The law is a response to the problems with some veterans waiting a long time to get VA appointments. VA hospitals across the national have been mandated to conduct town halls to listen to the concerns, suggestions and complaints of veterans, their families and VA workers. The town hall at the Madison VA hospital will take place at 6 p.m. Tuesday, Sept. 23.
Private care will cost taxpayers up to 30 percent more than VA health care, which is proven to be of better quality, with shorter appointment wait times than in the private sector. Patient satisfaction surveys are higher at the VA than at most private care facilities.
It's a bad law for veterans and taxpayers. But private care CEOs and stockholders will profit greatly. It is to last only two years but will be extended like every tax cut for the rich or corporations. Then conservatives will argue that VA hospitals should be closed because so few veterans are using them.
It' a repeat of the hat trick President Bush pulled with Medicare Part D and the Medicare Advantage programs. Under Bush, in 2004, they succeeded in establishing a prescription drug program that wastes billions per year by not following the VA's lead and requiring Medicare to get bids all drugs. Congress also privatized Medicare by using the MA program, which places insurance companies in charge of a senior's Medicare. Nearly 30 percent of seniors are in these MA plans. In 2012 Medicare Advantage cost $34.6 billion more to provide health care than if the same number of seniors had been in the traditional Medicare program. Privatization does NOT save money.
So how did the Republicans bamboozle all those Dems?
1. We have a failed Congress. They all wish to be re-elected in November. They needed some issue that they could pass in a bipartisan manner that would get the voters' attention. The fraudulently run Phoenix VA hospital provided the issue. Soon we learned 160,000 veterans, who were new to the VA system, were not getting the health care they needed for months or a year or more.
FACTS: The VA system is overloaded with patients, is massively understaffed and needs billions of dollars of updated and additional facilities to serve the influx of aging vets and war on terror vets. That's the basic cause for the 160,000 vets not receiving timely health care. The VA made an extraordinary effort and sent most of those 160,000 vets to private care. Thus the VA solved the problem for these vets before Congress cut the final deal.

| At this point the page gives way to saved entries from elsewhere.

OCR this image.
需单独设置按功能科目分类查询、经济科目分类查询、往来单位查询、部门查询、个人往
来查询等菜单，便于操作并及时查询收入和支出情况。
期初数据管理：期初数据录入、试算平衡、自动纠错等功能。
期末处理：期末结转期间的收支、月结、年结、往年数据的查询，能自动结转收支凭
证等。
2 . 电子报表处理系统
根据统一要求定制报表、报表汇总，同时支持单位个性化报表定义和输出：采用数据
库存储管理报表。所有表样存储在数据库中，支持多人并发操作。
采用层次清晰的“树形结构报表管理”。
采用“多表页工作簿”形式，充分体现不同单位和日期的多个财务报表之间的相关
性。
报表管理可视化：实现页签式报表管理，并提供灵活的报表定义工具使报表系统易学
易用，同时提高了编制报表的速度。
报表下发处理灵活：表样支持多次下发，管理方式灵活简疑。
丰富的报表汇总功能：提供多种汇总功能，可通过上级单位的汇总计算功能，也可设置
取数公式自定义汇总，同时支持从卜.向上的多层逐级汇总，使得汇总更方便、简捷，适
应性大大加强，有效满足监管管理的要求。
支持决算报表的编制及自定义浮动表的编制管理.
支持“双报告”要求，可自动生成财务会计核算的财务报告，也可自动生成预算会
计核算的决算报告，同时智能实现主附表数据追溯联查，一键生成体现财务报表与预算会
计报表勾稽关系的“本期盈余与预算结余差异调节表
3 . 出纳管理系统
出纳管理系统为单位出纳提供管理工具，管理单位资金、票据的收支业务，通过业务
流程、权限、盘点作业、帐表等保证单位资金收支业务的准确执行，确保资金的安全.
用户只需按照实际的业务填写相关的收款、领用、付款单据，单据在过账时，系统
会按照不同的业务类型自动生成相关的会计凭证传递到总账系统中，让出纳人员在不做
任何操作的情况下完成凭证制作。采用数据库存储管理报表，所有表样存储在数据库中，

The VA is big. With over 1,700 facilities and 6.5 million patients, it's the largest medical system in the USA. It is the best example of single-payer health care in America. The VA proved that 84 percent of its appointments were 14 days or less from the time they were made. This is far quicker than the private sector average of about 18-day wait times.
2. Bait and switch: The Republicans argued the 160,000 vets were the problem and privatization was the solution. When the VA solved that problem, the privatizers did the huckster two-step, switched and said the problem is the 10 percent of veterans who wait more than 30 days and the 36 percent who live more than 40 miles from a facility.
The new law requires that veterans living more than 40 miles from a facility (2.34 million vets) and the 10 percent of veterans with appointments over 30 days (0.66 million vets) be offered private care. Thus nearly 3 million may be sent to private care.
The "crisis" started because 2.5 percent of veterans (160,000) were poorly served. The resolution ended with up to 46 percent of all the veterans served by the VA possibly being sent to private care facilities.
This law is supposed to terminate the privatization effort by Sept. 30, 2016. By that time the government will have wasted over $25 billion on sending vets to private care, and the special interests will demand that the law be extended.
Citizens need to contact the president and members of Congress to urge them to fix and staff the VA — don't privatize it! Veterans who have served this nation deserve better than to be pawns to make the rich richer.
Buzz Davis, of Stoughton, is a longtime progressive activist, a disabled veteran, and a member of Veterans for Peace. Ian Smith, an Army veteran and a native of Madison, is retired from a career with the VA spanning 40+ years and is a longtime union activist.